Logistic Regression is a statistical model that can be used to model the probability that the response Y belongs to a particular category/class. This is different from other classification algorithms that model the response Y directly. In our project, Logistic Regression can be used to model the probability that the List Price of a Walmart product belongs to any of the labels. Logistic Regression uses a logistic function to model a statistically dependent variable (typically binary). In a binary logistic regression problem, the dependent variable (i.e., the response Y) can have two possible categorical values such as “0” and “1".

In [None]:
from sklearn.linear_model import LogisticRegression

# Create the pipeline.
clf_logreg = Pipeline([('vect', column_transformer),
                      ('chi', SelectKBest(chi2, k=7000)),
                      ('clf', LogisticRegression(multi_class='multinomial', max_iter=1000))])

In [None]:
# Fit the classifier.
clf_logreg.fit(X_train, y_train)
show_metrics(clf_logreg, X_test, y_test)

Logistic regression performs much better than the dummy classifier, with a $42.67$% classification score. We could choose this model to further tune, changing the decision boundary probability to do so.

## Random Forest

The random forest classifier is an ensemble estimator that fits a series of decision trees on various sub-samples of the dataset. `sklearn`'s implementation uses bootstrapping by default and uses the `gini` index as a measure of node purity in each of the trees.

In [None]:
from sklearn.ensemble import RandomForestClassifier

# Create the pipeline.
clf_RF = Pipeline([('vect', column_transformer),
                   ('chi', SelectKBest(chi2, k=7000)),
                   ('clf', RandomForestClassifier())])

In [None]:
# Fit the classifier.
clf_RF.fit(X_train, y_train)
show_metrics(clf_RF, X_test, y_test)

## RBF (Radial Basis Function) SVC

SVC stands for C-Support Vector Classification. According to skcikit learn, "The fit time scales at least quadratically with the number of samples and may be impractical beyond tens of thousands of samples." SVC is using a radial basis function for its kernel to build a "one vs one" model. 

Support Vector Machines (SVMs) are used for solving supervised learning classification problems, but they can also be used for clustering and regression algorithms. SVM tries to find a hyperplane that separates the response classes with highest margin possible. The points that lie on the margins are called support vectors. SVM uses a kernel called radial basis function to build a one vs one model for the prediction with approximately 43% accuracy. RBF is the default kernel used within scikit-learn’s SVM algorithm, and it helps to control individual observation’s effect on the overall algorithm. Large values of gamma parameter indicate greater effect of test observation on the overall algorithm.

### Baseline SVC (RBF)

In [None]:
from sklearn.svm import SVC

# Create the pipeline.
clf_SVC = Pipeline([('vect', column_transformer),
                   ('chi',  SelectKBest(chi2, k=7000)),
                   ('clf', SVC(kernel='rbf', gamma=1, C=1, decision_function_shape='ovo'))])

In [None]:
# Fit the classifier.
clf_SVC.fit(X_train, y_train)

In [None]:
show_metrics(clf_SVC, X_test, y_test)

We performed a cross-validation measurement of SVC on a small subset of ~2000 samples but it did not improve classification performance, so we elected not to run the full dataset on the cross-validation score.

## Summary

Fitting information from roughly 30,000 products is a computationally intensive process.
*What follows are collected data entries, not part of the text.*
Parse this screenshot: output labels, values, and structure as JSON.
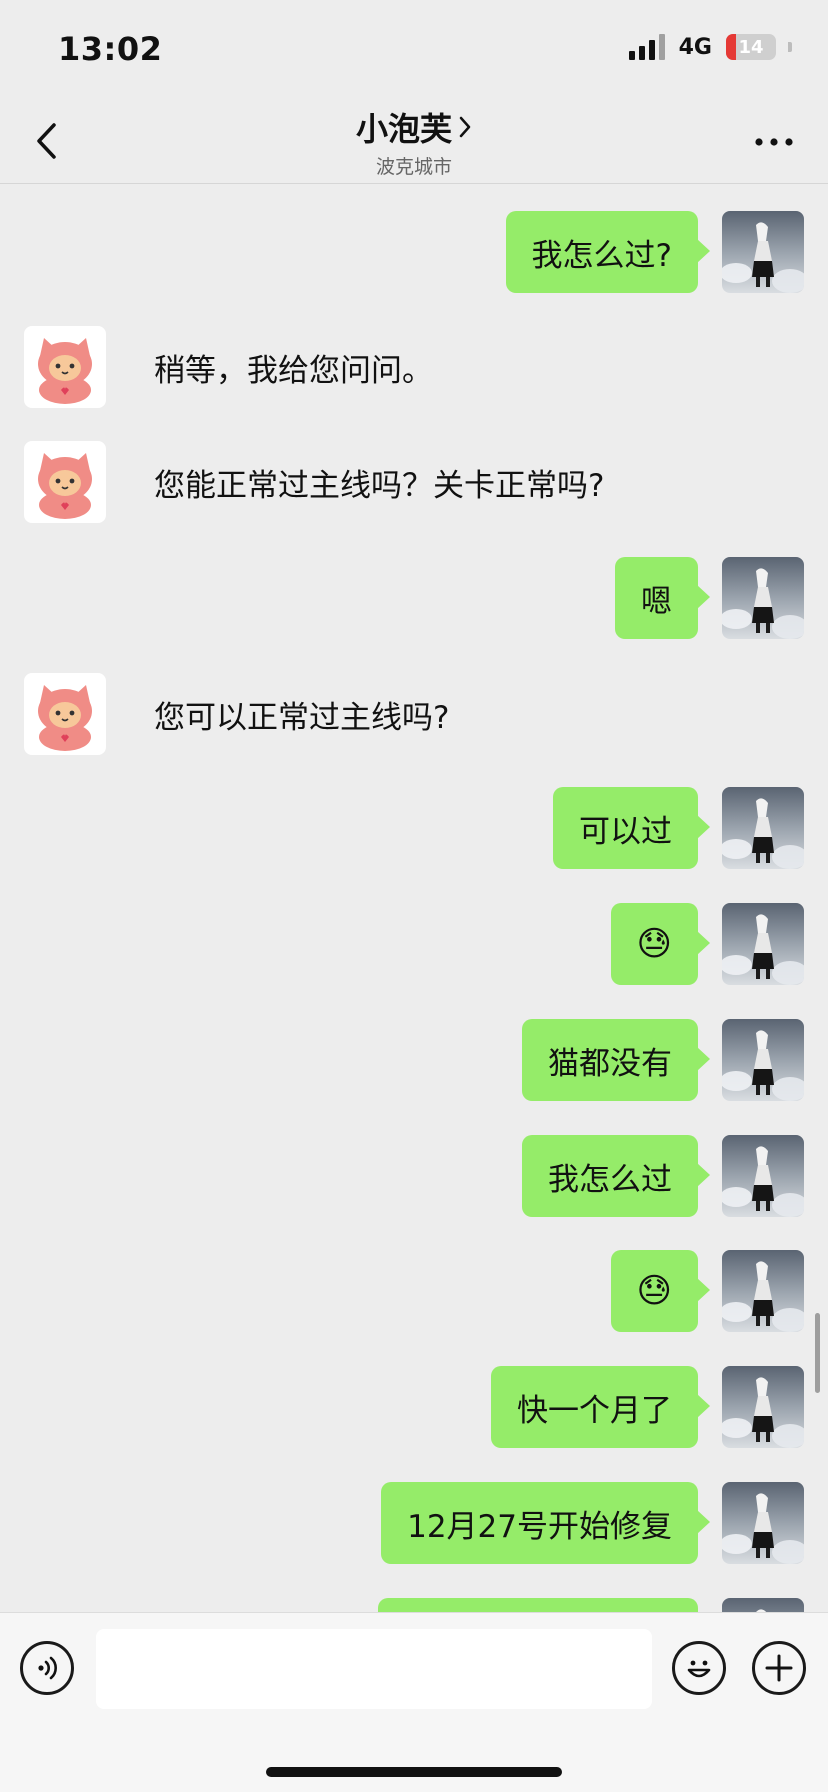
{
  "status_bar": {
    "time": "13:02",
    "network": "4G",
    "battery": "14"
  },
  "header": {
    "title": "小泡芙",
    "subtitle": "波克城市"
  },
  "colors": {
    "bubble_me": "#95ec69",
    "background": "#ededed",
    "battery_low": "#e53935"
  },
  "icons": {
    "back": "chevron-left-icon",
    "title_arrow": "chevron-right-icon",
    "more": "more-dots-icon",
    "voice": "voice-icon",
    "emoji": "smiley-icon",
    "plus": "plus-icon",
    "avatar_them": "pink-cat-avatar",
    "avatar_me": "user-photo-avatar"
  },
  "messages": [
    {
      "from": "me",
      "text": "我怎么过?"
    },
    {
      "from": "them",
      "text": "稍等，我给您问问。"
    },
    {
      "from": "them",
      "text": "您能正常过主线吗？关卡正常吗?"
    },
    {
      "from": "me",
      "text": "嗯"
    },
    {
      "from": "them",
      "text": "您可以正常过主线吗?"
    },
    {
      "from": "me",
      "text": "可以过"
    },
    {
      "from": "me",
      "text": "😓"
    },
    {
      "from": "me",
      "text": "猫都没有"
    },
    {
      "from": "me",
      "text": "我怎么过"
    },
    {
      "from": "me",
      "text": "😓"
    },
    {
      "from": "me",
      "text": "快一个月了"
    },
    {
      "from": "me",
      "text": "12月27号开始修复"
    },
    {
      "from": "me",
      "text": ""
    }
  ],
  "input": {
    "value": "",
    "placeholder": ""
  }
}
One of the challenges we can address is fitting models on a smaller sub-sample of the data in such a way that our findings extrapolate well once we increase the amount of samples used. Initially, we setup our models using ~2000 samples from the larger population.
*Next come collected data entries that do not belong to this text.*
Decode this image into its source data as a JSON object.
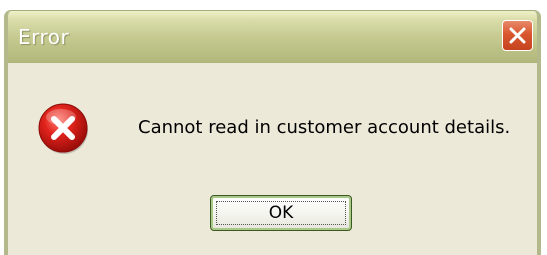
{
  "dialog": {
    "title": "Error",
    "message": "Cannot read in customer account details.",
    "ok_label": "OK",
    "icon": "error-icon",
    "close_icon": "close-icon"
  },
  "colors": {
    "dialog_background": "#ece9d8",
    "titlebar": "#c9cd95",
    "close_button": "#d9572f",
    "error_icon": "#d21a1a",
    "button_focus_border": "#a9c88a"
  }
}
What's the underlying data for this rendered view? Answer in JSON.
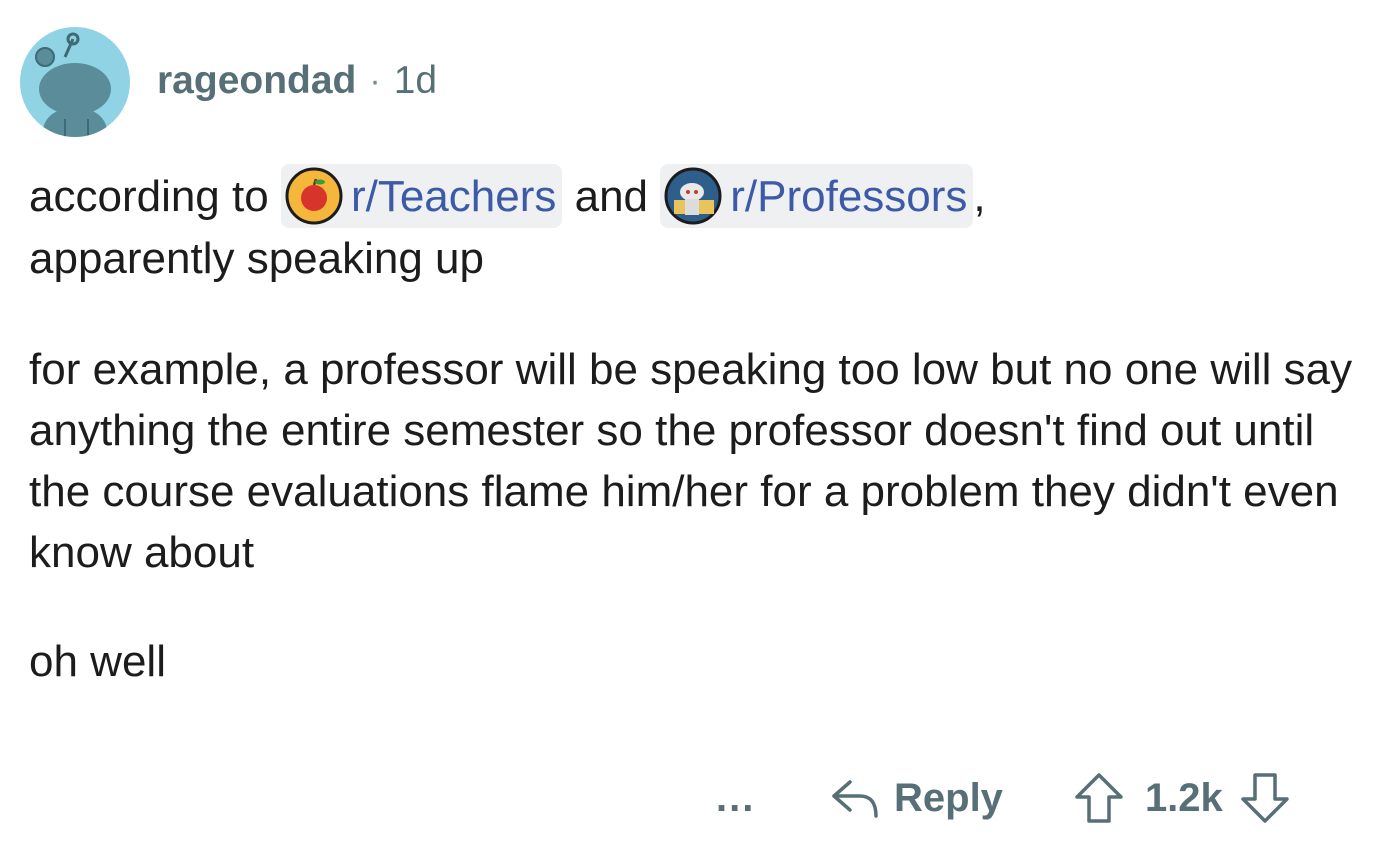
{
  "comment": {
    "username": "rageondad",
    "separator": "·",
    "age": "1d",
    "line1_before": "according to",
    "subreddit1": "r/Teachers",
    "line1_mid": "and",
    "subreddit2": "r/Professors",
    "line1_after": ",",
    "line2": "apparently speaking up",
    "paragraph2": "for example, a professor will be speaking too low but no one will say anything the entire semester so the professor doesn't find out until the course evaluations flame him/her for a problem they didn't even know about",
    "paragraph3": "oh well"
  },
  "actions": {
    "more_label": "...",
    "reply_label": "Reply",
    "vote_count": "1.2k"
  },
  "icons": {
    "avatar": "reddit-snoo-avatar",
    "subreddit1_icon": "apple-icon",
    "subreddit2_icon": "snoo-professor-icon",
    "reply_icon": "reply-arrow-icon",
    "upvote_icon": "upvote-arrow-icon",
    "downvote_icon": "downvote-arrow-icon"
  },
  "colors": {
    "link": "#3c5aa8",
    "meta": "#576f76",
    "chip_bg": "#eef0f2",
    "avatar_bg": "#8fd3e4"
  }
}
Considering that the `DummyClassifier` has a classification score of ~26%, there is a clear improvement to the process that comes from using the other models. Hyperparameter tuning can be used to improve the performance of the different models.

It is possible that we could redefine the classification we're trying to ask. Instead of the challenging multi-class classification, the problem domain could be reduced. Exploring a smaller number of labels or even turning the problem into a binary classification tasks may work well, especially in terms of something like the logistic regression model.